December 2022 Inflation: The Components

Here is a table showing the annualized change in Headline and Core CPI, not seasonally adjusted, for each of the past six months. Also included are the eight components of Headline CPI and a separate entry for Energy, which is a collection of sub-indexes in Housing and Transportation.

We can make some inferences about how inflation is impacting our personal expenses depending on our relative exposure to the individual components. Some of us have higher transportation costs, others medical costs, etc.

A conspicuous feature in the year-over-year table is the volatility in energy, significantly a result of gasoline prices, which is also reflected in Transportation.

Here is the same table with month-over-month numbers (not seasonally adjusted).

The Trends in Headline and Core CPI

The chart below shows Headline and Core CPI for urban consumers since 2007. Core CPI excludes the two most volatile components: food and energy. We've highlighted the 2% level that the Federal Reserve is targeting for inflation, although the Fed traditionally uses the Personal Consumption Expenditure (PCE) price index as their preferred inflation gauge. In August 2020, Fed Chairman Jerome Powell introduced a policy that not only allows for a level above 2% but welcomes it.

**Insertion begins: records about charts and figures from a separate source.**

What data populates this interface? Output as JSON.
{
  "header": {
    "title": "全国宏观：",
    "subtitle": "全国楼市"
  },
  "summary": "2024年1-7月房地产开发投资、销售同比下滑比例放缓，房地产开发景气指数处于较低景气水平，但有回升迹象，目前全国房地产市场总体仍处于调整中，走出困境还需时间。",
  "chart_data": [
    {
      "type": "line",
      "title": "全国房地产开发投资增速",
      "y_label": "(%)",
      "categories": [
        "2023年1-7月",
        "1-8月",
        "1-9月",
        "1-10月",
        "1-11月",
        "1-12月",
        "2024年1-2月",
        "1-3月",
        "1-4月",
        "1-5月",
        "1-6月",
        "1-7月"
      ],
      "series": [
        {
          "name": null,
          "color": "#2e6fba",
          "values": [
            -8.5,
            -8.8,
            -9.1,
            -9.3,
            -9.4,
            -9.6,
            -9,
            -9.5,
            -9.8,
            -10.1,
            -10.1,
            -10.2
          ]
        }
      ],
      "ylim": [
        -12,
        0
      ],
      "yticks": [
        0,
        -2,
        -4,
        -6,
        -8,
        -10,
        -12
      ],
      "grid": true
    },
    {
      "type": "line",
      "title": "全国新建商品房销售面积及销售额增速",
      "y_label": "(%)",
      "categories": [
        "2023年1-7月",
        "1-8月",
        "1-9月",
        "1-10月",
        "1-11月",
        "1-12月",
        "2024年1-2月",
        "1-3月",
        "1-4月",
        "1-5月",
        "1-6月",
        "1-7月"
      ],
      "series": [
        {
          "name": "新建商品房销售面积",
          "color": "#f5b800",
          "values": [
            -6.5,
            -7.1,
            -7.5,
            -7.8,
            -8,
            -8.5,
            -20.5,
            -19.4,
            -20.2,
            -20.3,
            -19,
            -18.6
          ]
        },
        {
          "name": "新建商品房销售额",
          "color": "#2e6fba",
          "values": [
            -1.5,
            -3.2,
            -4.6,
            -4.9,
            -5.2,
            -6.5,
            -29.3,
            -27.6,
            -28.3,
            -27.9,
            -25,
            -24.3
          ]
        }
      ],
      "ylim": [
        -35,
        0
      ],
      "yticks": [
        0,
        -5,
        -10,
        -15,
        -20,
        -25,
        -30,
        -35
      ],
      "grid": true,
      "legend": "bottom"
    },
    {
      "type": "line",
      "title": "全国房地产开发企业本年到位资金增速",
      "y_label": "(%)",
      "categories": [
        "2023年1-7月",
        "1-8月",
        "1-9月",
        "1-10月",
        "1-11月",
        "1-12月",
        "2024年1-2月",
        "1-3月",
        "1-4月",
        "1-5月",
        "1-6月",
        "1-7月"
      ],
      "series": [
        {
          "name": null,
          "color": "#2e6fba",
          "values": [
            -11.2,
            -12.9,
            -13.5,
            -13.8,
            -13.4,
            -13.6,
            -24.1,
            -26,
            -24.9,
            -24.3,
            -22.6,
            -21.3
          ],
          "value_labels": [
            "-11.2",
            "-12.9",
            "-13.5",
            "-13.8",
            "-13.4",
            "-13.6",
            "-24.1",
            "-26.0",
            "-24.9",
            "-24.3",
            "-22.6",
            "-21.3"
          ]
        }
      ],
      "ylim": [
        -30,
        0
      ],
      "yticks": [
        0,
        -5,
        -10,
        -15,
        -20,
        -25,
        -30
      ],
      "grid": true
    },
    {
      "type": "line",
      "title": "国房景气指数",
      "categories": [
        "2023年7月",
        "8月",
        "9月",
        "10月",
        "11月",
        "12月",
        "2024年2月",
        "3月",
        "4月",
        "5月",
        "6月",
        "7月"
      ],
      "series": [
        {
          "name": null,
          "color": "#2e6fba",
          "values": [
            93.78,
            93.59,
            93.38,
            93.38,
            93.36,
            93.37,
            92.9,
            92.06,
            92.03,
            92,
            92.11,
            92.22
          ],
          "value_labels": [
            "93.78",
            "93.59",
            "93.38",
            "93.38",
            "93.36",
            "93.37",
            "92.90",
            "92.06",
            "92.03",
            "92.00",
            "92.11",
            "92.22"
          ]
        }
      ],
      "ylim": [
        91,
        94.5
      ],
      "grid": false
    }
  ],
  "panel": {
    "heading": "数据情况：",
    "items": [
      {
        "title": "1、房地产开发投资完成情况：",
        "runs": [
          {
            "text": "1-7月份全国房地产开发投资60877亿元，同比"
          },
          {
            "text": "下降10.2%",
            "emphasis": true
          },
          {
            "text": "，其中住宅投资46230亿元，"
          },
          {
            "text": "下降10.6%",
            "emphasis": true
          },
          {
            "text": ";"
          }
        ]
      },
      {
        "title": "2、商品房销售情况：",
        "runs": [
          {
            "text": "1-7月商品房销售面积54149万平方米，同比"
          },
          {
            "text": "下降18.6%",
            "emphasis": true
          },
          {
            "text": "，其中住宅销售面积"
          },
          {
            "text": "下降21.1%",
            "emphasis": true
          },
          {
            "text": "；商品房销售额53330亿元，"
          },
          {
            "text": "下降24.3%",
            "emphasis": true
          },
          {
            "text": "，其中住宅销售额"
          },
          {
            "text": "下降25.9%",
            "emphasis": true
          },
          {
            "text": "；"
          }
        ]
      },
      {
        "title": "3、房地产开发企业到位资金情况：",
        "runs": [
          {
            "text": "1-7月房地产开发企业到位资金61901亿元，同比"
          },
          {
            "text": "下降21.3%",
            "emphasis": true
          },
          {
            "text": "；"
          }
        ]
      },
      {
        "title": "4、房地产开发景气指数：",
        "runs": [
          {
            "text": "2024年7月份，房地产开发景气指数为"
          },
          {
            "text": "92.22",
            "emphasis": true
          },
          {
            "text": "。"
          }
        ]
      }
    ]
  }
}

"In order to anchor longer-term inflation expectations at this level, the Committee seeks to achieve inflation that averages 2 percent over time, and therefore judges that, following periods when inflation has been running persistently below 2 percent, appropriate monetary policy will likely aim to achieve inflation moderately above 2 percent for some time." See Statement on Longer-Run Goals and Monetary Policy Strategy update (revised January 2021).

CPI since 2007

Year-over-year Core CPI (the blue line) was above 2% from the end of 2015 through February 2017 only to flip-flop again until the COVID-19 pandemic in April 2020, when Core CPI fell below 2%. The more volatile Headline CPI has spent part of the last five years under the 2% lower benchmark, and much of the volatility in this metric has been the result of broad swings in gasoline prices (more on gasoline here). Beginning in April 2021, both Core and Headline were above the 2% benchmark.

We are now seeing the highest Headline inflation rates since the second of the two recessions in the early 1980s. Headline inflation was at today's rates or higher between 1978-1982. The last time Core rates were anywhere near today's was during the Dot Com bust in 1991 when it was 5.65%.